Chapter 7: Final Notes

Congratulations! You have built an industrial-grade pump monitoring HMI system from scratch. Recap:

  1. Understood core concepts of upper computer, lower computer, and Modbus protocol
  2. Simulated a "virtual pump" with Modbus Slave, with no real hardware
  3. Built upper-lower communication using Qt QModbusTcpClient
  4. Drew real-time rolling pressure trend chart with Qt Charts
  5. Implemented over-threshold popup alarms and SQLite fault logs
  6. Implemented remote start/stop pump control

The whole process used no real industrial hardware, but the architecture and functions match real factory HMI systems.
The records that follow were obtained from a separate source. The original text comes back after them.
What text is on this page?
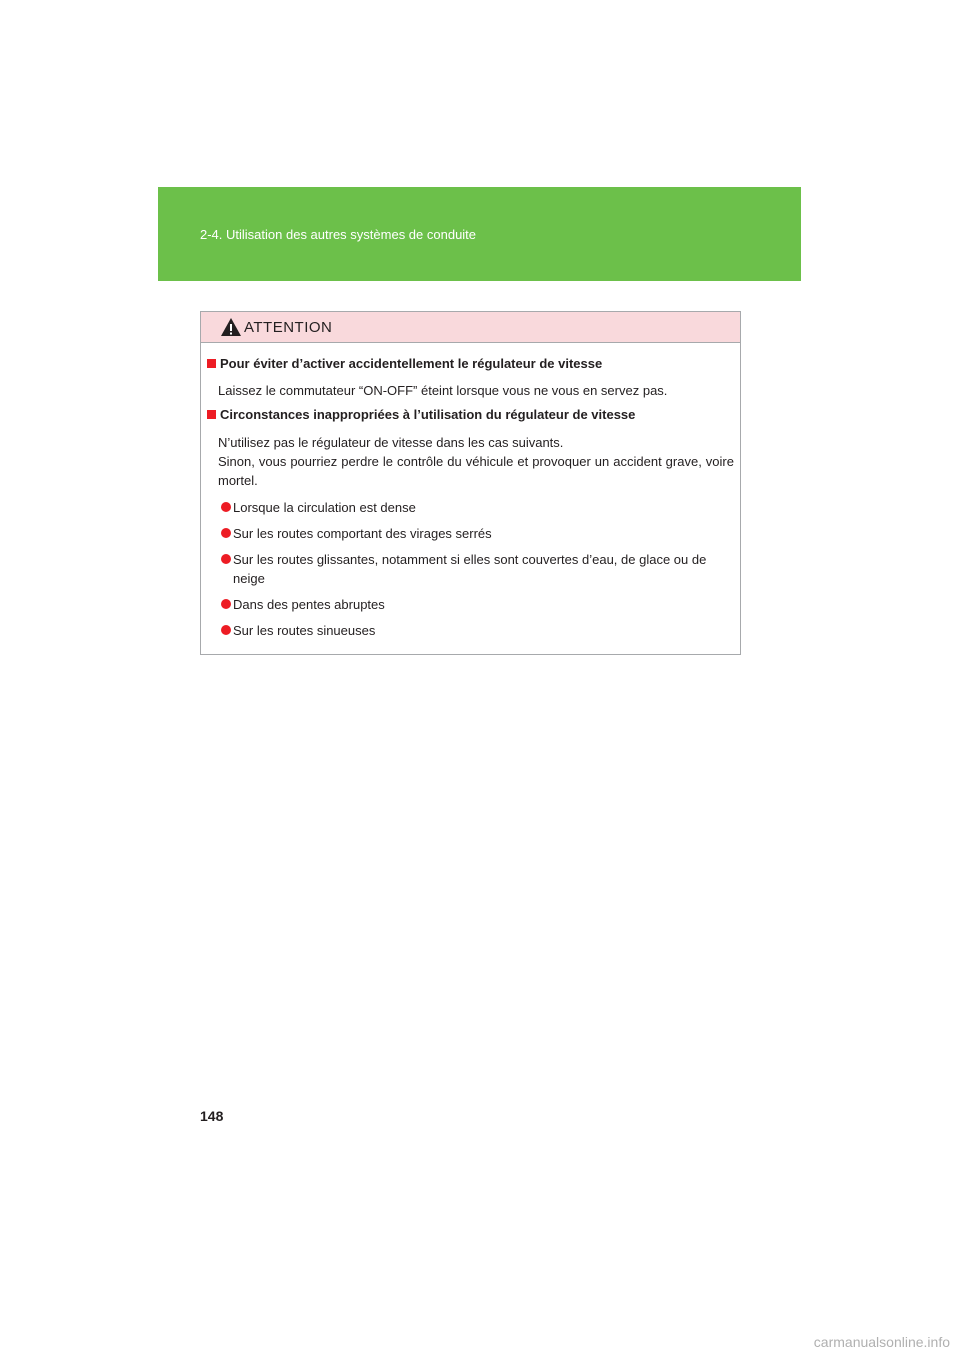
2-4. Utilisation des autres systèmes de conduite
ATTENTION
Pour éviter d’activer accidentellement le régulateur de vitesse
Laissez le commutateur “ON-OFF” éteint lorsque vous ne vous en servez pas.
Circonstances inappropriées à l’utilisation du régulateur de vitesse
N’utilisez pas le régulateur de vitesse dans les cas suivants.
Sinon, vous pourriez perdre le contrôle du véhicule et provoquer un accident grave, voire mortel.
Lorsque la circulation est dense
Sur les routes comportant des virages serrés
Sur les routes glissantes, notamment si elles sont couvertes d’eau, de glace ou de neige
Dans des pentes abruptes
Sur les routes sinueuses
148
carmanualsonline.info
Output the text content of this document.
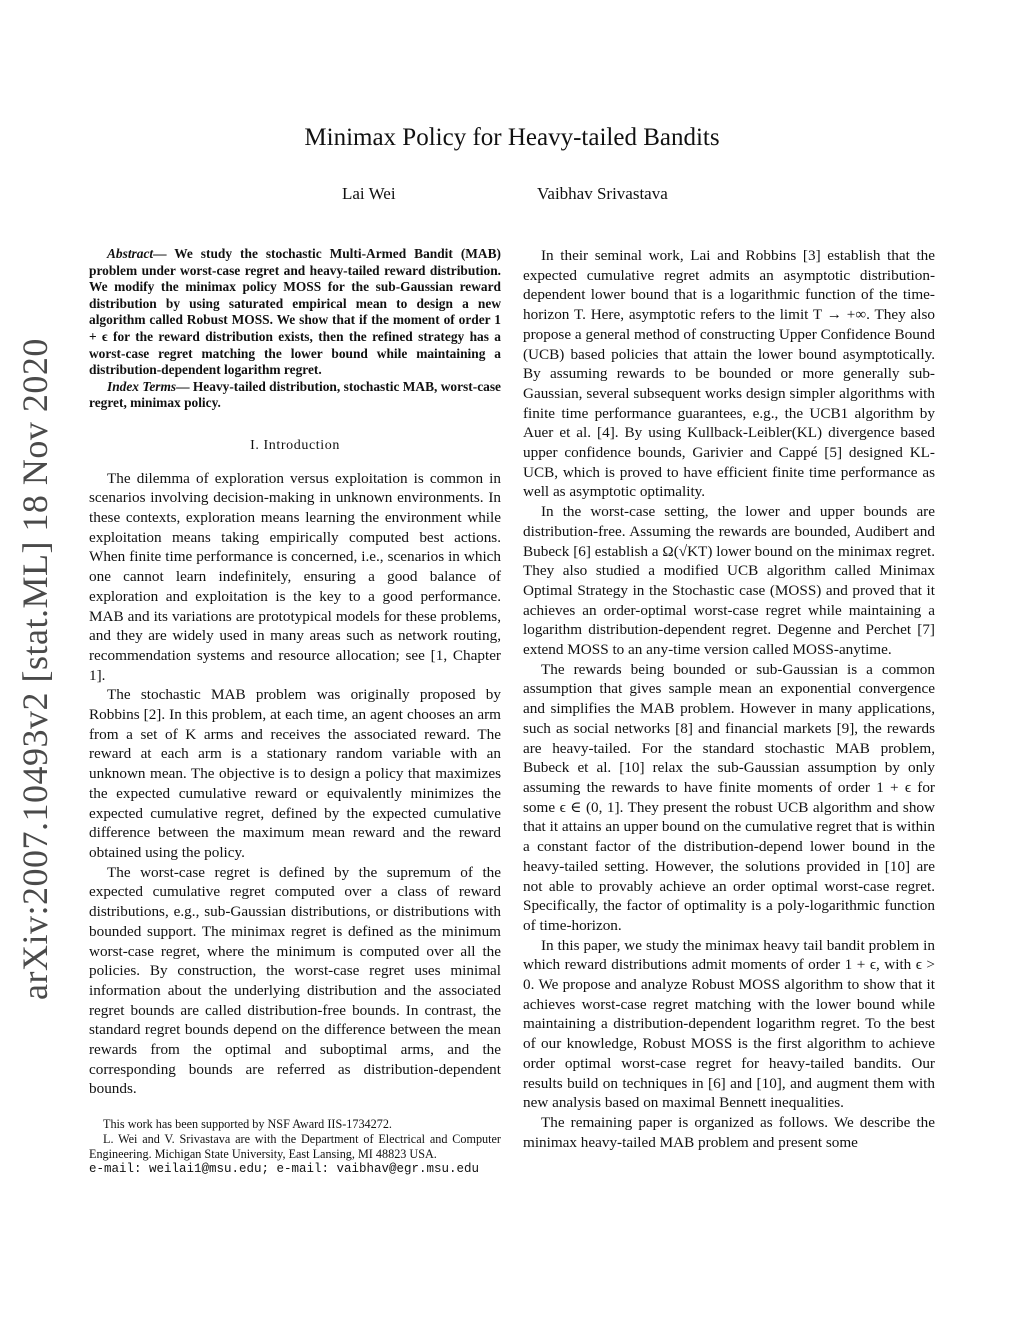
arXiv:2007.10493v2 [stat.ML] 18 Nov 2020
Minimax Policy for Heavy-tailed Bandits
Lai Wei	Vaibhav Srivastava

Abstract— We study the stochastic Multi-Armed Bandit (MAB) problem under worst-case regret and heavy-tailed reward distribution. We modify the minimax policy MOSS for the sub-Gaussian reward distribution by using saturated empirical mean to design a new algorithm called Robust MOSS. We show that if the moment of order 1 + ϵ for the reward distribution exists, then the refined strategy has a worst-case regret matching the lower bound while maintaining a distribution-dependent logarithm regret.

Index Terms— Heavy-tailed distribution, stochastic MAB, worst-case regret, minimax policy.

I. Introduction

The dilemma of exploration versus exploitation is common in scenarios involving decision-making in unknown environments. In these contexts, exploration means learning the environment while exploitation means taking empirically computed best actions. When finite time performance is concerned, i.e., scenarios in which one cannot learn indefinitely, ensuring a good balance of exploration and exploitation is the key to a good performance. MAB and its variations are prototypical models for these problems, and they are widely used in many areas such as network routing, recommendation systems and resource allocation; see [1, Chapter 1].

The stochastic MAB problem was originally proposed by Robbins [2]. In this problem, at each time, an agent chooses an arm from a set of K arms and receives the associated reward. The reward at each arm is a stationary random variable with an unknown mean. The objective is to design a policy that maximizes the expected cumulative reward or equivalently minimizes the expected cumulative regret, defined by the expected cumulative difference between the maximum mean reward and the reward obtained using the policy.

The worst-case regret is defined by the supremum of the expected cumulative regret computed over a class of reward distributions, e.g., sub-Gaussian distributions, or distributions with bounded support. The minimax regret is defined as the minimum worst-case regret, where the minimum is computed over all the policies. By construction, the worst-case regret uses minimal information about the underlying distribution and the associated regret bounds are called distribution-free bounds. In contrast, the standard regret bounds depend on the difference between the mean rewards from the optimal and suboptimal arms, and the corresponding bounds are referred as distribution-dependent bounds.

This work has been supported by NSF Award IIS-1734272.

L. Wei and V. Srivastava are with the Department of Electrical and Computer Engineering. Michigan State University, East Lansing, MI 48823 USA.

e-mail: weilai1@msu.edu; e-mail: vaibhav@egr.msu.edu

In their seminal work, Lai and Robbins [3] establish that the expected cumulative regret admits an asymptotic distribution-dependent lower bound that is a logarithmic function of the time-horizon T. Here, asymptotic refers to the limit T → +∞. They also propose a general method of constructing Upper Confidence Bound (UCB) based policies that attain the lower bound asymptotically. By assuming rewards to be bounded or more generally sub-Gaussian, several subsequent works design simpler algorithms with finite time performance guarantees, e.g., the UCB1 algorithm by Auer et al. [4]. By using Kullback-Leibler(KL) divergence based upper confidence bounds, Garivier and Cappé [5] designed KL-UCB, which is proved to have efficient finite time performance as well as asymptotic optimality.

In the worst-case setting, the lower and upper bounds are distribution-free. Assuming the rewards are bounded, Audibert and Bubeck [6] establish a Ω(√KT) lower bound on the minimax regret. They also studied a modified UCB algorithm called Minimax Optimal Strategy in the Stochastic case (MOSS) and proved that it achieves an order-optimal worst-case regret while maintaining a logarithm distribution-dependent regret. Degenne and Perchet [7] extend MOSS to an any-time version called MOSS-anytime.

The rewards being bounded or sub-Gaussian is a common assumption that gives sample mean an exponential convergence and simplifies the MAB problem. However in many applications, such as social networks [8] and financial markets [9], the rewards are heavy-tailed. For the standard stochastic MAB problem, Bubeck et al. [10] relax the sub-Gaussian assumption by only assuming the rewards to have finite moments of order 1 + ϵ for some ϵ ∈ (0, 1]. They present the robust UCB algorithm and show that it attains an upper bound on the cumulative regret that is within a constant factor of the distribution-depend lower bound in the heavy-tailed setting. However, the solutions provided in [10] are not able to provably achieve an order optimal worst-case regret. Specifically, the factor of optimality is a poly-logarithmic function of time-horizon.

In this paper, we study the minimax heavy tail bandit problem in which reward distributions admit moments of order 1 + ϵ, with ϵ > 0. We propose and analyze Robust MOSS algorithm to show that it achieves worst-case regret matching with the lower bound while maintaining a distribution-dependent logarithm regret. To the best of our knowledge, Robust MOSS is the first algorithm to achieve order optimal worst-case regret for heavy-tailed bandits. Our results build on techniques in [6] and [10], and augment them with new analysis based on maximal Bennett inequalities.

The remaining paper is organized as follows. We describe the minimax heavy-tailed MAB problem and present some
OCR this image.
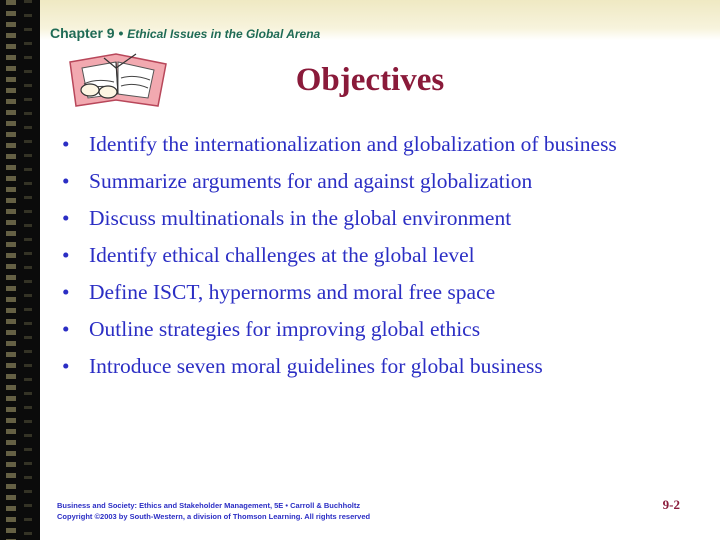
Chapter 9 • Ethical Issues in the Global Arena
Objectives
• Identify the internationalization and globalization of business
• Summarize arguments for and against globalization
• Discuss multinationals in the global environment
• Identify ethical challenges at the global level
• Define ISCT, hypernorms and moral free space
• Outline strategies for improving global ethics
• Introduce seven moral guidelines for global business
Business and Society: Ethics and Stakeholder Management, 5E • Carroll & Buchholtz
Copyright ©2003 by South-Western, a division of Thomson Learning. All rights reserved
9-2
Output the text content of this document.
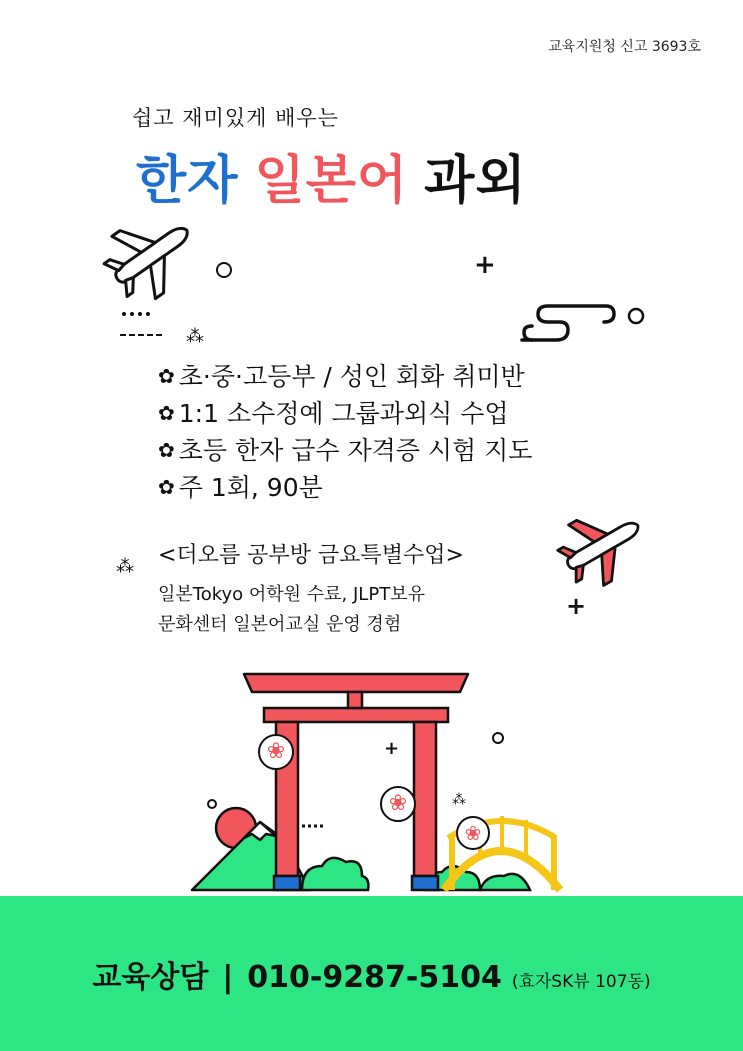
교육지원청 신고 3693호
쉽고 재미있게 배우는
한자 일본어 과외
⁂
+
+
⁂
✿ 초·중·고등부 / 성인 회화 취미반
✿ 1:1 소수정예 그룹과외식 수업
✿ 초등 한자 급수 자격증 시험 지도
✿ 주 1회, 90분
<더오름 공부방 금요특별수업>
일본Tokyo 어학원 수료, JLPT보유
문화센터 일본어교실 운영 경험
+
⁂
❀
❀
❀
교육상담 | 010-9287-5104 (효자SK뷰 107동)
If you replace Modbus Slave with a real PLC, this app can be used in production scenarios directly.

Advanced directions:

  • Multi-device monitoring: connect multiple lower computers and use tabs/split views for different device data
  • Historical playback: read historical data from SQLite and replay trend charts with timeline controls
  • OPC UA protocol: Modbus fits simpler scenarios; complex industrial systems often use OPC UA, also supported by Qt (Qt OPC UA module)
  • Web remote monitoring: use Qt WebSocket to push real-time data to browser for mobile viewing
  • AI predictive maintenance: feed historical pressure data to ML models to predict failures in advance

Use code to protect every device in industrial operations.